FRANKFURT -- When Ferdinand Piech took charge of Volkswagen AG 20 years ago, the carmaker was losing almost 1 billion euros ($1.24 billion) with its sales tied to the fortunes of the European economy.
The 75-year-old VW chairman has now capped a spurt of dealmaking with a 4.46-billion euro agreement to buy the rest of Porsche SE's automaking business, a transaction that will extend the German company's lead as the world's most profitable automaker.
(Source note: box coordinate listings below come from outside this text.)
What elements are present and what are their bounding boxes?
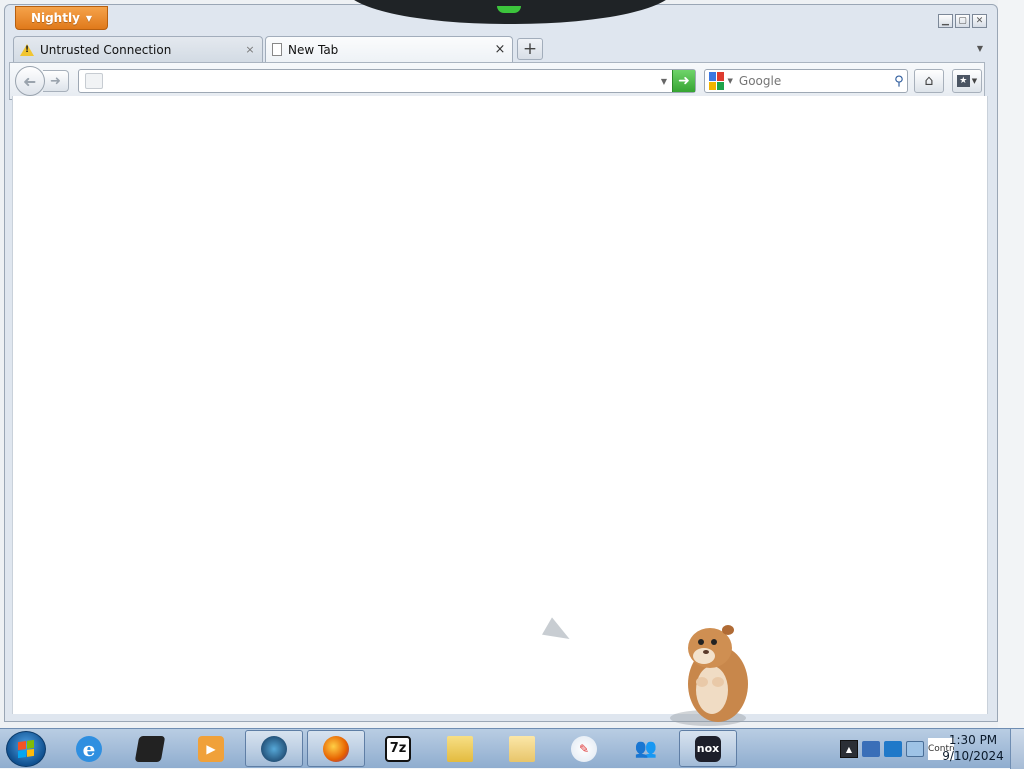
taskbar-nox[interactable]: nox: [679, 730, 737, 767]
taskbar-people-app[interactable]: 👥: [617, 730, 675, 767]
warning-icon: [20, 43, 34, 56]
taskbar-paint[interactable]: ✎: [555, 730, 613, 767]
chevron-down-icon: ▼: [971, 77, 978, 85]
google-engine-icon[interactable]: [709, 72, 724, 90]
clock-date: 9/10/2024: [942, 749, 1004, 763]
mouse-cursor-icon: [542, 617, 575, 648]
close-button[interactable]: ✕: [972, 14, 987, 28]
plus-icon: +: [522, 38, 538, 59]
url-bar: ▼ ➜: [78, 69, 696, 93]
tab-strip: Untrusted Connection × New Tab × + ▼: [13, 36, 989, 62]
taskbar-clock[interactable]: 1:30 PM 9/10/2024: [940, 732, 1006, 764]
go-button[interactable]: ➜: [672, 70, 695, 92]
card-icon: [509, 735, 535, 762]
taskbar-media-player[interactable]: ▶: [182, 730, 240, 767]
tab-close-button[interactable]: ×: [494, 42, 506, 57]
taskbar-7zip[interactable]: 7z: [369, 730, 427, 767]
search-icon[interactable]: ⚲: [891, 74, 907, 89]
minimize-icon: ▁: [942, 15, 949, 26]
page-content-area[interactable]: [12, 96, 988, 714]
tab-untrusted-connection[interactable]: Untrusted Connection ×: [13, 36, 263, 62]
chevron-down-icon: ▼: [85, 13, 93, 23]
list-all-tabs-button[interactable]: ▼: [977, 44, 983, 53]
chevron-down-icon[interactable]: ▼: [728, 77, 733, 85]
minimize-button[interactable]: ▁: [938, 14, 953, 28]
folder-icon: [447, 735, 473, 762]
app-menu-label: Nightly: [30, 11, 80, 25]
tab-label: New Tab: [288, 42, 339, 57]
taskbar-firefox-nightly[interactable]: [307, 730, 365, 767]
go-arrow-icon: ➜: [678, 73, 690, 89]
taskbar-black-box-app[interactable]: [121, 730, 179, 767]
maximize-button[interactable]: ▢: [955, 14, 970, 28]
new-tab-button[interactable]: +: [517, 38, 543, 60]
home-button[interactable]: ⌂: [914, 69, 944, 93]
7zip-icon: 7z: [385, 735, 411, 762]
bookmarks-button[interactable]: ★ ▼: [952, 69, 982, 93]
site-identity-icon[interactable]: [85, 73, 103, 89]
window-controls: ▁ ▢ ✕: [938, 14, 987, 28]
nightly-menu-button[interactable]: Nightly ▼: [15, 6, 108, 30]
taskbar-card-app[interactable]: [493, 730, 551, 767]
taskbar-internet-explorer[interactable]: e: [60, 730, 118, 767]
back-button[interactable]: ➜: [15, 66, 45, 96]
search-input[interactable]: [736, 73, 891, 89]
tab-new-tab[interactable]: New Tab ×: [265, 36, 513, 62]
volume-icon[interactable]: [906, 741, 924, 757]
start-button[interactable]: [6, 731, 46, 767]
search-bar: ▼ ⚲: [704, 69, 908, 93]
paint-icon: ✎: [571, 735, 597, 762]
hamster-mascot: [670, 625, 748, 726]
history-dropdown-button[interactable]: ▼: [656, 77, 672, 86]
back-arrow-icon: ➜: [23, 71, 37, 91]
close-icon: ✕: [975, 15, 984, 26]
show-desktop-button[interactable]: [1010, 729, 1024, 769]
home-icon: ⌂: [924, 73, 934, 89]
ie-icon: e: [76, 735, 102, 762]
tab-close-button[interactable]: ×: [244, 43, 256, 56]
desktop-edge-right: [998, 0, 1024, 730]
forward-button[interactable]: ➜: [43, 70, 69, 92]
clock-time: 1:30 PM: [948, 733, 998, 747]
taskbar: e ▶ 7z ✎ 👥 nox ▲ Contro 1:30 PM 9/10/202…: [0, 728, 1024, 769]
box-icon: [134, 735, 166, 762]
system-tray: ▲ Contro: [840, 733, 954, 765]
media-player-icon: ▶: [198, 735, 224, 762]
tab-label: Untrusted Connection: [40, 42, 172, 57]
globe-icon: [261, 735, 287, 762]
show-hidden-icons-button[interactable]: ▲: [840, 740, 858, 758]
network-icon[interactable]: [884, 741, 902, 757]
navigation-toolbar: ➜ ➜ ▼ ➜ ▼ ⚲ ⌂ ★ ▼: [9, 62, 985, 100]
nox-icon: nox: [695, 735, 721, 762]
firefox-icon: [323, 735, 349, 762]
people-icon: 👥: [634, 738, 658, 759]
tray-app-icon[interactable]: [862, 741, 880, 757]
page-icon: [272, 43, 282, 56]
maximize-icon: ▢: [958, 15, 967, 26]
windows-logo-icon: [18, 739, 34, 759]
forward-arrow-icon: ➜: [50, 73, 61, 89]
url-input[interactable]: [103, 71, 656, 91]
taskbar-globe-app[interactable]: [245, 730, 303, 767]
taskbar-file-explorer[interactable]: [431, 730, 489, 767]
bookmarks-icon: ★: [956, 75, 970, 87]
VW generated a record 11.3 billion euros in operating profit in 2011. Piech, whose goal is to surpass General Motors Co. as the world's largest automaker, has transformed VW into a global carmaker of 12 nameplates, ranging from heavy trucks at MAN SE and Scania AB to Audi sedans and Ducati luxury motorcyles.
After an early charge into China orchestrated by the Austrian native, the automaker now generates more sales from the Asian nation than any other market.
Piech is "at the peak of his working career," said Stefan Bauknecht, a Frankfurt-based fund manager for Deutsche Bank investment vehicle DWS. "However, I don't think he will sit down now and let everything be. To bring both MAN-Scania and Porsche under the whole VW umbrella means that the daily work now has to start."
Volkswagen shares rose as much as 7 percent in Frankfurt Thursday in response to the Porsche pact, the structure of which allowed VW to lower a tax bill of 1 billion euros to about 100 million euros.
The stock has advanced 51 percent over the past five years, compared with a 57 percent decline for Toyota Motor Corp. and a 70 percent slump in Renault SA stock. General Motors Co. during that period went through bankruptcy to restructure.
Chasing GM
After overtaking Toyota as the world's second-largest carmaker last year, Piech has his sights set on GM. His plan is to sell more cars than the Detroit-based company by 2018.